O Brasil vive uma "pandemia" de golpes com Bitcoin e criptomoedas, segundo revelou uma reportagem da CNN Brasil.

Porém, ainda segundo a reportagem, o coronavírus assentou os golpes e fraudes.

Assim, do início do ano até agora, a Comissão de Valores Mobiliários (CVM) já abriu 213 processos de investigação contra supostos golpes e, muitos deles, envolvendo Bitcoin e criptomoedas.

Golpes batem recorde no Brasil

Assim, segundo José Alexandre Vasco, superintendente de proteção aos investidores da CVM, 2020 deve bater o recorde de golpes denunciados a autarquia

“Estou no mesmo cargo há 15 anos e esse é um crescimento ímpar na história da CVM, não há precedentes. O número é impactante. A pandemia acelerou  aumento e, provavelmente, teremos um recorde [das atividades irregulares e/ou criminais] neste ano”, diz 

Desta forma, segundo a CNN em relação a 2015, o número parcial de 2020 chega a ser sete vezes maior.

“No geral, épocas assim trazem um maior número de golpes, por conta da própria crise.
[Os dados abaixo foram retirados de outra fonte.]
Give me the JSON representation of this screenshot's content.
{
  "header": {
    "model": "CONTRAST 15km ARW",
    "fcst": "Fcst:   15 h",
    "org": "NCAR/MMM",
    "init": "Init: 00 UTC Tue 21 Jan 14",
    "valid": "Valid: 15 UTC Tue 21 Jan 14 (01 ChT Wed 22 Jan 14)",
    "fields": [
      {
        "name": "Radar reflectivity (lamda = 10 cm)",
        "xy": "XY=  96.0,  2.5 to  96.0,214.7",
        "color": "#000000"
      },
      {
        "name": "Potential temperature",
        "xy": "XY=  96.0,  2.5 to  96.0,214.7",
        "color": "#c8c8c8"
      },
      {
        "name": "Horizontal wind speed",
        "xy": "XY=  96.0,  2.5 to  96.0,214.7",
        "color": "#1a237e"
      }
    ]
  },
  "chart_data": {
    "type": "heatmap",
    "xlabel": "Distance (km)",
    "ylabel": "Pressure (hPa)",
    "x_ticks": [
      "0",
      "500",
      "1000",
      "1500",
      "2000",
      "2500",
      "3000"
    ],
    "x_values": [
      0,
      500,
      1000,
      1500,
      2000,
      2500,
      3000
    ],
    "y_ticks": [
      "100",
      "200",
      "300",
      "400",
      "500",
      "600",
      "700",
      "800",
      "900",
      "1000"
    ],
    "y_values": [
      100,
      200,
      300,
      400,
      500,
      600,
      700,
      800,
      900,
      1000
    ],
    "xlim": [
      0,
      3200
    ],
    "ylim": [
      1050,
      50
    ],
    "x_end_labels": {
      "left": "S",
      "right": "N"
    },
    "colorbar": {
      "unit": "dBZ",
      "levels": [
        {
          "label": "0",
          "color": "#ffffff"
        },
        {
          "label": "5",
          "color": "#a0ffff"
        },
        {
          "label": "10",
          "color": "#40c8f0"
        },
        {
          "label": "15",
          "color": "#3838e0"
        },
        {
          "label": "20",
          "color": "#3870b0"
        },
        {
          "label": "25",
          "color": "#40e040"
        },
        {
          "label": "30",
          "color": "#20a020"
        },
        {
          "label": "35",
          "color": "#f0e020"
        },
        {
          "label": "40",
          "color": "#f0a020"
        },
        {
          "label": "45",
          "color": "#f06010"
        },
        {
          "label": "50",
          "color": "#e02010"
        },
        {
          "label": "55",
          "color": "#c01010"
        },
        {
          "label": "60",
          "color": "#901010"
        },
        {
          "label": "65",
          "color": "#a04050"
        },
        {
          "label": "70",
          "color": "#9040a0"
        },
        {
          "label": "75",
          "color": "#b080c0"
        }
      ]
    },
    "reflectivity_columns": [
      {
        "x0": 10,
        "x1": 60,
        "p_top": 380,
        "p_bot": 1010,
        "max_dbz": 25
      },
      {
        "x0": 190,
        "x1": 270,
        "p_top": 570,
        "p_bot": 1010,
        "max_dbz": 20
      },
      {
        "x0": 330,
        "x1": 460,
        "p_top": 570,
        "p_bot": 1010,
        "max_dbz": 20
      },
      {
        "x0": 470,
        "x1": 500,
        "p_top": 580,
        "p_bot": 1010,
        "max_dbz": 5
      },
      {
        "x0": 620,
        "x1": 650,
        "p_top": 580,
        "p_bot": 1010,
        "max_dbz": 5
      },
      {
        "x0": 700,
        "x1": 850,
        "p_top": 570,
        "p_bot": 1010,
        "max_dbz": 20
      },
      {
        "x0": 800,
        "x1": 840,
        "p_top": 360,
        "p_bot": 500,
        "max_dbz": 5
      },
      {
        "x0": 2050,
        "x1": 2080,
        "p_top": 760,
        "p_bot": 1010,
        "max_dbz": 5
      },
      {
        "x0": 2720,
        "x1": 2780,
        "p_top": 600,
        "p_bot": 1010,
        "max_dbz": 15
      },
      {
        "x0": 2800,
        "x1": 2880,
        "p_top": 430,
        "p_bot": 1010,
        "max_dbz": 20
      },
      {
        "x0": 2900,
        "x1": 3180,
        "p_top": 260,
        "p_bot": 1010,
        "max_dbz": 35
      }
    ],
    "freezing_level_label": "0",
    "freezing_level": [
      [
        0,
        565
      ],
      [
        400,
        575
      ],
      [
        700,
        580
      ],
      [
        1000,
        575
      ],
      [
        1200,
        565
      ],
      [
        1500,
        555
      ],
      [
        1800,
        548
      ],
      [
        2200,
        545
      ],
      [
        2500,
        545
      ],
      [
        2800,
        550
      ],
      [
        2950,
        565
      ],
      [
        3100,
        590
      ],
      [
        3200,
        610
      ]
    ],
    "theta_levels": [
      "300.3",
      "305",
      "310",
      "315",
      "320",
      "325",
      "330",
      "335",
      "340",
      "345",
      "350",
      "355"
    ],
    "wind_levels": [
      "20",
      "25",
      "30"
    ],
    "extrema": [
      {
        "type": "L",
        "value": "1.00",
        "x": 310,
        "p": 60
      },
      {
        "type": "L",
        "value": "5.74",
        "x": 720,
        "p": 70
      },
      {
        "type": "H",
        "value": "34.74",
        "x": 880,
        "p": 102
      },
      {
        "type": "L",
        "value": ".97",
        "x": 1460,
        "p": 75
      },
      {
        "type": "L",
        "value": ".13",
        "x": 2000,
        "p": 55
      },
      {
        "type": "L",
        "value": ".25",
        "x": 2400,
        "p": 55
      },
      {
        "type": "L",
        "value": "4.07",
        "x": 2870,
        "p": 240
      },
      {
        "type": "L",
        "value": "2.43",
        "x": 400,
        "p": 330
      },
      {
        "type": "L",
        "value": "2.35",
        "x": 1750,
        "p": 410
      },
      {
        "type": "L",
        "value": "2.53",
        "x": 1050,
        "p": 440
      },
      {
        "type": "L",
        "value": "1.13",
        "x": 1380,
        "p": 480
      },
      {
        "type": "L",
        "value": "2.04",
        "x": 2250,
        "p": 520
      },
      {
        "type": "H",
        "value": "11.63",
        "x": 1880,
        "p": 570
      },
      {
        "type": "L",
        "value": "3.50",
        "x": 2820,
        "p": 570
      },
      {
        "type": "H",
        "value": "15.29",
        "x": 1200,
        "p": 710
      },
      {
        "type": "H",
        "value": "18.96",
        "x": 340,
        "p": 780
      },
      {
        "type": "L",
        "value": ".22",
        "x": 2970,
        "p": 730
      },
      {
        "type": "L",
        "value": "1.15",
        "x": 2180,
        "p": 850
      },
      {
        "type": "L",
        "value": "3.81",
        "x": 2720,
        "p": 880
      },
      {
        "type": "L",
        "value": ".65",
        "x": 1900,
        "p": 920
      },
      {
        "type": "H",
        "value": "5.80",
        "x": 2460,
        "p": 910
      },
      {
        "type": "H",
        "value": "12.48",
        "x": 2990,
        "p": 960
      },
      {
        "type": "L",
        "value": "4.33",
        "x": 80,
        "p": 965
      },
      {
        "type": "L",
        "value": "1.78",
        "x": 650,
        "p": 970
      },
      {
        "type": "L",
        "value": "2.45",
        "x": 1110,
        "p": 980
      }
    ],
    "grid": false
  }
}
Há aqueles desesperados em busca de ‘oportunidades’ e os fraudadores se dedicam ainda mais a esses ‘empreendimentos’ em busca do dinheiro”, explica.

Golpe "da moda"

Ainda segundo Vasco, os golpes e pirâmides financeiras seguem a "modinha" do momento.

Desta forma, muitos acabam usando Bitcoin e criptomoedas pois os criptoativos tem sido o tema "quente" do momento.

Assim, o superintendente da CVM explica que, desde o final da década de 1970, foi possível observar “ondas” de temas usados como fachada para conferir uma impressão de legitimidade aos esquemas fraudulentos.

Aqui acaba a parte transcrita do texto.